Le profane de la rue voulant acheter son journal ne comprend jamais pourquoi il ne le trouve pas ! Lorsque j’ai proposé par téléphone aux commis CGT de s’exprimer sur les ondes de Radio libertaire, ils m’ont d’abord demandé si c’était une « radio gay » (et pourquoi pas d’ailleurs ?) puis, après un grand silence, m’ont dit qu’ils en référeraient à leur responsable !
J’ai dû leur rappeler que les anarchistes avaient fondé la CGT au siècle dernier et que des tendances anarcho-syndicalistes y subsistaient toujours. En vain !
Un petit mot maintenant sur les kiosquiers (360 sur Paris), pris entre le marteau et l’enclume ! Déjà à l’agonie depuis quelques années à cause de l’effondrement des ventes des titres, torpillés par Internet, les abonnements, les journaux gratuits et la baisse du pouvoir d’achat puisqu’ils sont rétribués à la commission (22 %) et sont travailleurs indépendants. Par tous les temps, ils réceptionnent la presse, la disposent et la vendent. Dernier maillon essentiel de la chaîne, ils ont toujours été les parents pauvres de la profession. Pourtant, en 2005, ils avaient baissé le rideau durant une semaine, bloqué les dépôts, manifesté et réussi à faire augmenter leur commission.

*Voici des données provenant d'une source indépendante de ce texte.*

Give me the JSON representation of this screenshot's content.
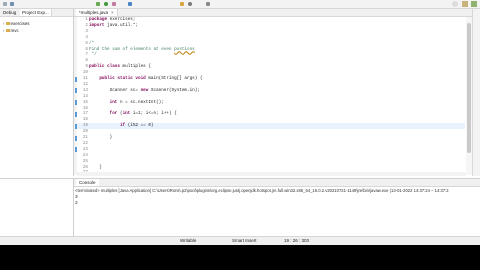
{
  "left_panel": {
    "tabs": [
      "Debug",
      "Project Exp..."
    ],
    "tree": [
      {
        "label": "exercises"
      },
      {
        "label": "mvc"
      }
    ]
  },
  "editor": {
    "tab_label": "*multiples.java",
    "lines": [
      {
        "n": "1",
        "html": "<span class=\"kw\">package</span> exercises;"
      },
      {
        "n": "2",
        "html": "<span class=\"kw\">import</span> java.util.*;"
      },
      {
        "n": "3",
        "html": ""
      },
      {
        "n": "4",
        "html": ""
      },
      {
        "n": "5",
        "html": "<span class=\"cm\">/*</span>"
      },
      {
        "n": "6",
        "html": "<span class=\"cm\">Find the sum of elements at even <span class=\"sq\">postions</span></span>"
      },
      {
        "n": "7",
        "html": "<span class=\"cm\"> */</span>"
      },
      {
        "n": "8",
        "html": ""
      },
      {
        "n": "9",
        "html": "<span class=\"kw\">public class</span> multiples {"
      },
      {
        "n": "10",
        "html": ""
      },
      {
        "n": "11",
        "html": "    <span class=\"kw\">public static void</span> main(String[] args) {"
      },
      {
        "n": "12",
        "html": ""
      },
      {
        "n": "13",
        "html": "        Scanner sc= <span class=\"kw\">new</span> Scanner(System.in);"
      },
      {
        "n": "14",
        "html": ""
      },
      {
        "n": "15",
        "html": "        <span class=\"kw\">int</span> n = sc.nextInt();"
      },
      {
        "n": "16",
        "html": ""
      },
      {
        "n": "17",
        "html": "        <span class=\"kw\">for</span> (<span class=\"kw\">int</span> i=1; i<=n; i++) {"
      },
      {
        "n": "18",
        "html": ""
      },
      {
        "n": "19",
        "html": "            <span class=\"kw\">if</span> (i%2 == 0)"
      },
      {
        "n": "20",
        "html": ""
      },
      {
        "n": "21",
        "html": "        }"
      },
      {
        "n": "22",
        "html": ""
      },
      {
        "n": "23",
        "html": ""
      },
      {
        "n": "24",
        "html": ""
      },
      {
        "n": "25",
        "html": ""
      },
      {
        "n": "26",
        "html": "    }"
      },
      {
        "n": "27",
        "html": ""
      }
    ],
    "current_line": 19
  },
  "console": {
    "tab_label": "Console",
    "terminated": "<terminated> multiples [Java Application] C:\\Users\\Rons\\.p2\\pool\\plugins\\org.eclipse.justj.openjdk.hotspot.jre.full.win32.x86_64_16.0.2.v20210721-1149\\jre\\bin\\javaw.exe  (13-01-2022 14:37:24 – 14:37:2",
    "output": [
      "3",
      "2"
    ]
  },
  "status": {
    "mode": "Writable",
    "insert": "Smart Insert",
    "position": "19 : 26 : 303"
  },
  "colors": {
    "keyword": "#7f0055",
    "comment": "#3f7f5f",
    "current_line": "#e8f2fe"
  }
}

Les kiosquiers sont administrés par Mediakiosk qui leur distribuent des aumônes sous forme d’aide financière pour les plus petits (150 environ).
Les syndicats de kiosquiers ont tout de même envoyé une lettre de soutien aux grévistes en demandant à Presstalis de conserver son système actuel de distribution. Les gros éditeurs et leurs messageries, comme d’habitude, divisent pour régner et imposent une multitude de statuts aux différents travailleurs de la presse, essayant de créer une opposition entre eux.
Alors, lecteur du Monde libertaire, lorsque tu achèteras ton canard, jette un œil compatissant au « dernier mohican » du pavé parisien, ces rebelles du bitume, ces forains du papier, si tu as du mal à trouver ton titre, engueule-le gentiment et demande lui de le mettre en service et achète-le lui chaque semaine !
Salut et fraternité.



COMMENTAIRES ARCHIVÉS


kaukabi

le 24 septembre 2012
Ce qui me choque le plus c que tu oublie le bataillon de chauffeurs de presse qui travaillent au noir toutes les nuits pour Presstalis au départ du dépot de Bobigny.
Géodis Bonneuil c pire encore sans papiers et travail au black avec véhicule sans assurance.

kaukabi

le 24 septembre 2012
Tous les dépots de presse emploient des transporteurs roulant en dessous du prix de revient,c tel prix tu prend ou tu te casse.
Après il ne faut pas s'étonner que la plupart des chauffeurs sont déclarés 2h00 et travaille 6 à 8h00 par jour au mieux et le reste c du black et tout le monde le sait et personne ne dit rien ni ne bouge.

kaukabi

le 24 septembre 2012
Nous représentant des chauffeurs de presse assurons de notre total soutien les camarades en grève de presstalis qui voient leur travail partir chez la précarité de Géodis qui écrase ses sous traitants avec la complicité des pouvoirs publics qui ferment les yeux sur le travail au noir de nuit.